# Spin's 01 Sentra gxe



## Spin82 (Oct 19, 2003)

these pics are all 3yrs old. the first one was before i dropped it. why i havent taken new ones is beyond me.............but with the exception of those yuk stickers, the exterior is still exactly the same......iv painted the dash (not the whole dash, just the dash compartment, and where ac/stereo is at), the gauge overhead thing, and the trays on the doors with the lock and window buttons. (like my terminology ?  )

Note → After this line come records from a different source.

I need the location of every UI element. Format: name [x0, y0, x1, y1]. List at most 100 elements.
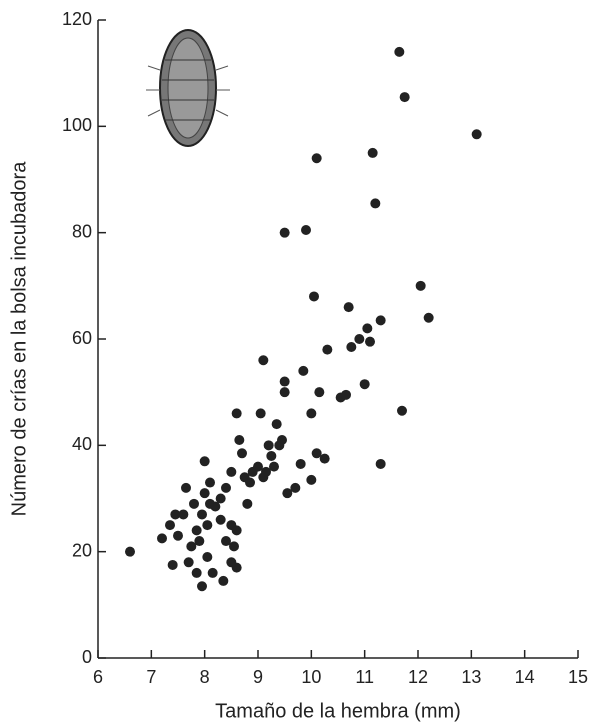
- data-point: [125, 546, 135, 557]
- x-tick-label: 13: [461, 667, 481, 687]
- y-axis-title: Número de crías en la bolsa incubadora: [8, 161, 30, 517]
- data-point: [261, 466, 271, 477]
- data-point: [215, 514, 226, 525]
- data-point: [365, 336, 375, 347]
- data-point: [218, 575, 229, 586]
- data-point: [279, 376, 290, 387]
- data-point: [181, 482, 191, 493]
- data-point: [191, 525, 202, 536]
- data-point: [197, 581, 207, 592]
- data-point: [170, 509, 181, 520]
- data-point: [362, 323, 373, 334]
- data-point: [279, 387, 290, 398]
- data-point: [359, 379, 370, 390]
- data-point: [370, 198, 381, 209]
- data-point: [314, 387, 325, 398]
- data-point: [197, 509, 207, 520]
- data-point: [306, 474, 317, 485]
- data-point: [290, 482, 301, 493]
- x-tick-label: 9: [253, 667, 263, 687]
- x-axis-title: Tamaño de la hembra (mm): [215, 700, 461, 722]
- data-point: [245, 477, 255, 488]
- y-tick-label: 120: [62, 9, 92, 29]
- x-tick-label: 12: [408, 667, 428, 687]
- data-point: [471, 129, 482, 140]
- data-point: [199, 456, 210, 467]
- data-point: [231, 408, 242, 419]
- data-point: [199, 488, 210, 499]
- data-point: [221, 482, 231, 493]
- y-tick-label: 20: [72, 540, 92, 560]
- data-point: [367, 147, 378, 158]
- data-point: [263, 440, 274, 451]
- x-tick-label: 8: [200, 667, 210, 687]
- y-tick-label: 100: [62, 115, 92, 135]
- data-point: [266, 450, 277, 461]
- data-point: [242, 498, 253, 509]
- data-point: [183, 557, 194, 568]
- data-point: [298, 365, 309, 376]
- data-point: [277, 435, 287, 446]
- data-point: [341, 389, 351, 400]
- data-point: [194, 536, 205, 547]
- data-point: [237, 448, 247, 459]
- data-point: [202, 551, 213, 562]
- data-point: [165, 520, 175, 531]
- data-point: [311, 153, 322, 164]
- data-point: [253, 461, 263, 472]
- data-point: [423, 312, 434, 323]
- x-tick-label: 6: [93, 667, 103, 687]
- data-point: [191, 567, 202, 578]
- isopod-illustration: [146, 29, 230, 147]
- data-point: [343, 302, 354, 313]
- data-point: [207, 567, 218, 578]
- data-point: [258, 355, 269, 366]
- x-tick-label: 10: [301, 667, 321, 687]
- y-tick-label: 80: [72, 221, 92, 241]
- x-tick-label: 15: [568, 667, 588, 687]
- data-point: [234, 435, 245, 446]
- data-point: [269, 461, 279, 472]
- data-point: [205, 477, 215, 488]
- data-point: [319, 453, 330, 464]
- data-point: [221, 536, 231, 547]
- data-point: [397, 405, 407, 416]
- data-point: [157, 533, 167, 544]
- data-point: [215, 493, 226, 504]
- data-point: [189, 498, 199, 509]
- data-point: [301, 225, 311, 236]
- y-tick-label: 40: [72, 434, 92, 454]
- data-point: [375, 458, 386, 469]
- data-point: [295, 458, 306, 469]
- data-point: [322, 344, 333, 355]
- data-point: [282, 488, 293, 499]
- data-point: [231, 525, 242, 536]
- x-tick-label: 11: [355, 667, 374, 687]
- data-point: [279, 227, 290, 238]
- data-point: [354, 334, 365, 344]
- data-point: [229, 541, 239, 552]
- data-point: [202, 520, 213, 531]
- data-point: [415, 280, 426, 291]
- data-point: [173, 530, 183, 541]
- data-point: [394, 46, 405, 57]
- y-tick-label: 0: [82, 647, 92, 667]
- data-point: [186, 541, 197, 552]
- data-point: [231, 562, 242, 573]
- y-tick-label: 60: [72, 328, 92, 348]
- data-point: [375, 315, 386, 326]
- data-point: [210, 501, 221, 512]
- data-point: [226, 466, 237, 477]
- x-tick-label: 7: [146, 667, 156, 687]
- data-point: [309, 291, 319, 302]
- data-point: [306, 408, 317, 419]
- data-point: [399, 92, 410, 103]
- data-point: [178, 509, 189, 520]
- data-point: [346, 341, 357, 352]
- data-point: [311, 448, 322, 459]
- data-point: [271, 419, 282, 430]
- data-point: [255, 408, 266, 419]
- x-tick-label: 14: [515, 667, 535, 687]
- data-point: [167, 559, 178, 570]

after i wrecked, i saved the badges and added them to my headrests.......tacky, but i like it.


----------



## McLaren F1 2003 (Jan 2, 2003)

red X
red X
red X
red X
red X
red X


----------



## Spin82 (Oct 19, 2003)

wth? it shows up for me ........ gggrrrr...i dont know whats wrong with it.


----------



## Ninety-Nine SE-L (May 5, 2002)

u need a different host. Maybe your host requires you to be logged in to see the pics or they just don't allow remote hosting. Get yourself a page on cardomain.com and they will let you host your pix.


----------



## Coco (Apr 30, 2002)

Very nice car! BTW, I had to right click on the pic and click on Show Picture.


----------



## Spin82 (Oct 19, 2003)

im sorry, i dont know whats wrong with it. i have my personal pics hosted on the same site and they work fine....?

but thank you for the car compliment


----------



## nismoprincess (Sep 27, 2002)

nice and clean :fluffy:


----------



## Exalta (Jan 21, 2003)

Spin82, I hosted 2 of the pics so everyone can see them.
Nice black ride...goes well with the white rims
nice job :thumbup:










The emblems on the headrests...That would hurt if you ever hit your head on it...


----------